Was sich Jugendliche von ihrer Stadt wünschen

Eine neue Fotoausstellung rückt die Beziehung der Heranwachsenden zu Oelsnitz in den Fokus - als Aufschrei und Weckruf.

Oelsnitz.

Bemerkenswert allein die Tatsache, dass sich rund 600 Jugendliche der Oberschule und des Gymnasiums im Oktober 2016 an einer Umfrage beteiligten. "Das hatten wir nicht erwartet, aber es zeigt doch, wie wichtig den Jungen und Mädchen ihre Heimatstadt und das Zusammenleben in ihr ist", so die Leiterin der Kinder- und Jugend- arbeit in Oelsnitz, Cornelia Birkner, überrascht und erfreut. "Es ist auch erstaunlich, dass und wie sehr sich die Wünsche, Vorstellungen und Ansichten überschneiden."

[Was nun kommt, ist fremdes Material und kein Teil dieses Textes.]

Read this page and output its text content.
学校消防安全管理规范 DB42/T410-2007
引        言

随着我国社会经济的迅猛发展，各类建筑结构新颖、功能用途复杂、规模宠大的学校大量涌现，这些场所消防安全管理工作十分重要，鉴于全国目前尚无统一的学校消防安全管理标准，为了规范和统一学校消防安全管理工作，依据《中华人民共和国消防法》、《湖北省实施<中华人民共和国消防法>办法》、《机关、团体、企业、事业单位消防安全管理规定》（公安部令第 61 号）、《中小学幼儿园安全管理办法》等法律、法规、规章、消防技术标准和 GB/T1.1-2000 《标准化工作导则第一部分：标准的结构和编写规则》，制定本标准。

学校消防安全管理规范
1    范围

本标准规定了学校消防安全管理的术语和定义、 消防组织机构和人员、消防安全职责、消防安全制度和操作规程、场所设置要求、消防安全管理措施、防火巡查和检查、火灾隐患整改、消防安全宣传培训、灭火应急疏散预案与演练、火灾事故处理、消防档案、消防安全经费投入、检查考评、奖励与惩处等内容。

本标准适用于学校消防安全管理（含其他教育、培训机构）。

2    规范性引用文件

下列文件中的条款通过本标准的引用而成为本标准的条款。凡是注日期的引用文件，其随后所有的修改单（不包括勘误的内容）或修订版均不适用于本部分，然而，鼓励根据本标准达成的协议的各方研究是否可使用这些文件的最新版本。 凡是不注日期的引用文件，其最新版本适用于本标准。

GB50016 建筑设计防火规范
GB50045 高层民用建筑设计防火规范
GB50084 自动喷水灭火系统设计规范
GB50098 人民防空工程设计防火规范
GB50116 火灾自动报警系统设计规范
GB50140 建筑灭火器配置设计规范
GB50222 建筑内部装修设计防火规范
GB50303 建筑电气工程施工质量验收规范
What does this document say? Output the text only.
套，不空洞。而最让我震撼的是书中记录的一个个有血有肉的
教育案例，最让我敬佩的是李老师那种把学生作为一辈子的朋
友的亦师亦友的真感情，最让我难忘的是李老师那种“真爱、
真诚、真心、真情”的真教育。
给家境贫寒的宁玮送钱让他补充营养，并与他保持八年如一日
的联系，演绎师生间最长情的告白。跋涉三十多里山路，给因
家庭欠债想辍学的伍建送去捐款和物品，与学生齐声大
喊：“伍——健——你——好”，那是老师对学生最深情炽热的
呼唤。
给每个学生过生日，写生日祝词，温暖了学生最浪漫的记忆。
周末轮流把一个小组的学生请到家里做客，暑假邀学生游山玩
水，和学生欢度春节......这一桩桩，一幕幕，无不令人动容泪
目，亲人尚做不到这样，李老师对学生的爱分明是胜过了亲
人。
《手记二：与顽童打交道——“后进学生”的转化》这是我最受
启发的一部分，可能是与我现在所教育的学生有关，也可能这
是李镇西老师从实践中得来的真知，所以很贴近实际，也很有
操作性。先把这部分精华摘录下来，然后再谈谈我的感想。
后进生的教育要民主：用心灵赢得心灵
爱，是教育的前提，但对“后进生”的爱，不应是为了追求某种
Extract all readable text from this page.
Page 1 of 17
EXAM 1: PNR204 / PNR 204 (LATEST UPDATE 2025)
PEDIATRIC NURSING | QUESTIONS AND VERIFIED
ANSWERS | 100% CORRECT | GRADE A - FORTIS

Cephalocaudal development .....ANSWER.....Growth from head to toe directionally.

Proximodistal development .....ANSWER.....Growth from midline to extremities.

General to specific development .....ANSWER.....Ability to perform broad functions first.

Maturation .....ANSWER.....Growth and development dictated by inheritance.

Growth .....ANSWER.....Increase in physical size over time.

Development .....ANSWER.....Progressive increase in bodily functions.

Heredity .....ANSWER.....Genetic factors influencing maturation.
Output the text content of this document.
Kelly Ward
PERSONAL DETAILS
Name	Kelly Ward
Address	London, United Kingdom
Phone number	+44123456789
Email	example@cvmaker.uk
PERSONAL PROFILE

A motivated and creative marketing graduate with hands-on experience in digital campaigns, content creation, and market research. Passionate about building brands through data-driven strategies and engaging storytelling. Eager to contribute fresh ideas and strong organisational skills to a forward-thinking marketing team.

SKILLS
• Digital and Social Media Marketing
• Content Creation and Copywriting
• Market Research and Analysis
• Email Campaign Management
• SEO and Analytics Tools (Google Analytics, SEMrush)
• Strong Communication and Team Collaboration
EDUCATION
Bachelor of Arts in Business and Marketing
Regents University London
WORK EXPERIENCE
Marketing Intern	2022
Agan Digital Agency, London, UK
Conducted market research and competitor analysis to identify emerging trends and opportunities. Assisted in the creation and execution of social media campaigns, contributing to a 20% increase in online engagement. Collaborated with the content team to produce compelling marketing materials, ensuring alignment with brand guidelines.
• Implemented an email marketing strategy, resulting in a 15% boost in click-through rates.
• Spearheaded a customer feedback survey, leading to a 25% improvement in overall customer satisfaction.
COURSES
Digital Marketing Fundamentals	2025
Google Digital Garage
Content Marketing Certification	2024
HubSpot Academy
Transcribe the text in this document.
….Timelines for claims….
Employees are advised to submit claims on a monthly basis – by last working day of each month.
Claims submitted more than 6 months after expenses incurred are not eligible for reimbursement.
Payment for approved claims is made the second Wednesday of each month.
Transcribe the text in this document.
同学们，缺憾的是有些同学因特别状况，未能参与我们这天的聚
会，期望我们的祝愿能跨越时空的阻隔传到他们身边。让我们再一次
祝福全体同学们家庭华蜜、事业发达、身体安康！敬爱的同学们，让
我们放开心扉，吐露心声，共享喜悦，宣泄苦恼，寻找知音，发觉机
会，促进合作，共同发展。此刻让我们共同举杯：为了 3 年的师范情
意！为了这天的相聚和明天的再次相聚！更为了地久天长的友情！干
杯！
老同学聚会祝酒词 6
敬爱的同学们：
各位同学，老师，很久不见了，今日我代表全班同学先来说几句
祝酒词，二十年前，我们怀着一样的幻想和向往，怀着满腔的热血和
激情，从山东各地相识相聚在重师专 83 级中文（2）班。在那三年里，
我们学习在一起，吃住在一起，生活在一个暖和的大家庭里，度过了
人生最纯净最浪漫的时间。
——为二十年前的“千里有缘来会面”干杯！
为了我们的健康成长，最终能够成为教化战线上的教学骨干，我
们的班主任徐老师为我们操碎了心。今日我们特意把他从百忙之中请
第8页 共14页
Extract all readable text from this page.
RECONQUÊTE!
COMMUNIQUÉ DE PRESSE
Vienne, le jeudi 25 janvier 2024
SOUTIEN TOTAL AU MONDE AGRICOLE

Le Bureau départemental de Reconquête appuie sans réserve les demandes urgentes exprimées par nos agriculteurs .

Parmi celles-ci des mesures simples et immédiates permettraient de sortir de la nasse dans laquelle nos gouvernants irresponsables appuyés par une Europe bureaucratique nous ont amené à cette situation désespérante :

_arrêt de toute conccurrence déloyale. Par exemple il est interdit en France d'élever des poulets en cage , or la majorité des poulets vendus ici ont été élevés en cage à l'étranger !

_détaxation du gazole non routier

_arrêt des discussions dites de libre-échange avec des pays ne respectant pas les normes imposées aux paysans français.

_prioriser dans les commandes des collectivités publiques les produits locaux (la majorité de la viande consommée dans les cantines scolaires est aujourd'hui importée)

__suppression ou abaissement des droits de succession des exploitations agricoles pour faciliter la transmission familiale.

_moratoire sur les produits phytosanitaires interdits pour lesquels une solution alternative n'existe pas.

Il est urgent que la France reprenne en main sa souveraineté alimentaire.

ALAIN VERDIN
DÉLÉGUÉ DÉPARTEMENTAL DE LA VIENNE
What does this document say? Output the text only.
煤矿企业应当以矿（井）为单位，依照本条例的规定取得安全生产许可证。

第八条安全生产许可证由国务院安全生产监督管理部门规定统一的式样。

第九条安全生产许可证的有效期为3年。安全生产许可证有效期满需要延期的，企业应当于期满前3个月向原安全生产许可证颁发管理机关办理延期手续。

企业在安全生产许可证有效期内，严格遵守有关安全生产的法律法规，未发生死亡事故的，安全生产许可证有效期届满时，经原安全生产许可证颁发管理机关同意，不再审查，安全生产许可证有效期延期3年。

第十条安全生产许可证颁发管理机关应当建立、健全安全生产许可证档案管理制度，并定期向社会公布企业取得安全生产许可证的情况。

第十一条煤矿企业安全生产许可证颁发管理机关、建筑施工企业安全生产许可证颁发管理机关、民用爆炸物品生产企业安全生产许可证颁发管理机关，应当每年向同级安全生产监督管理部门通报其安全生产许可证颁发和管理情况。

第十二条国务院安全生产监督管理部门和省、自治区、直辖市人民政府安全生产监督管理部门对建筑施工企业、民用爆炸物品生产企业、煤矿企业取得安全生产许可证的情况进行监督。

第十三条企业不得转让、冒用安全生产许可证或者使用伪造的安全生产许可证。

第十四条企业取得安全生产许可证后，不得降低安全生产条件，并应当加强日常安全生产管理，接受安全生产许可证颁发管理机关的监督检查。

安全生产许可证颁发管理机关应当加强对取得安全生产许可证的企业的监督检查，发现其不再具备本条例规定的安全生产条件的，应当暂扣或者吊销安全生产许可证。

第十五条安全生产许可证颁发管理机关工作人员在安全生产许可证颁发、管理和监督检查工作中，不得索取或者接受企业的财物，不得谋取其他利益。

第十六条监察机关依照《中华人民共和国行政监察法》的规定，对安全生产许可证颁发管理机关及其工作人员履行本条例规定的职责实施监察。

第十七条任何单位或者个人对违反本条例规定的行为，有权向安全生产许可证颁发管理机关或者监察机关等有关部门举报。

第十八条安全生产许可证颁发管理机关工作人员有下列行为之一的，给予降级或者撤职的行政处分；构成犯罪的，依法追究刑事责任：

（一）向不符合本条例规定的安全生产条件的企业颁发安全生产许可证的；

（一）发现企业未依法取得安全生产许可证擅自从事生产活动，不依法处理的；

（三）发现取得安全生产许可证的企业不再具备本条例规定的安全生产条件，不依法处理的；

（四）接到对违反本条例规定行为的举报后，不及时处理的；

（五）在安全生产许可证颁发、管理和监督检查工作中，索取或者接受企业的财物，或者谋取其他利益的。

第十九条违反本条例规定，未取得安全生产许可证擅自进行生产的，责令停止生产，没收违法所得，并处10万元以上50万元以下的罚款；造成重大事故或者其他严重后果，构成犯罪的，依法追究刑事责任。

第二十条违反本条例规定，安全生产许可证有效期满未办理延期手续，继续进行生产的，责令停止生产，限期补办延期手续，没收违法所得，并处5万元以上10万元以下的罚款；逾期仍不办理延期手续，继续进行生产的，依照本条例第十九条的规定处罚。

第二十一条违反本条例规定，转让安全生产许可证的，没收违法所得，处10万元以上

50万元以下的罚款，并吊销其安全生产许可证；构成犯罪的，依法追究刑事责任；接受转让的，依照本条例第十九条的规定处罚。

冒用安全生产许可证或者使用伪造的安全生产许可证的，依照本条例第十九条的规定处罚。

Statistiken sind schön und gut, landen jedoch oftmals in einer Schublade und geraten dann in Vergessenheit. Anders in diesem Fall - die Ergebnisse wurden zur Grund- lage für ein Projekt namens "Künste öffnen Welten". Die Jugendlichen selbst interpretierten die Aussagen in den vergangenen neun Monaten in vier Projektgruppen - und durchweg außerhalb der Schulzeit - mittels künstlerischer Medien wie Collage, Komposition, Siebdrucktechnik, Graffiti und eben auch Fotografie. Das unterstützten verschiedene Einrichtungen und Organisationen der Region und des Bundes finanziell. Als Fachleute auf ihrem Gebiet standen den Jugendlichen dabei in Workshops Anja Werner, Max Roßner, Markus Leicht, André Schatz und André Creutzmann sowie Lehrer und Mitarbeiter der Kinder- und Jugendarbeit Oelsnitz zur Seite.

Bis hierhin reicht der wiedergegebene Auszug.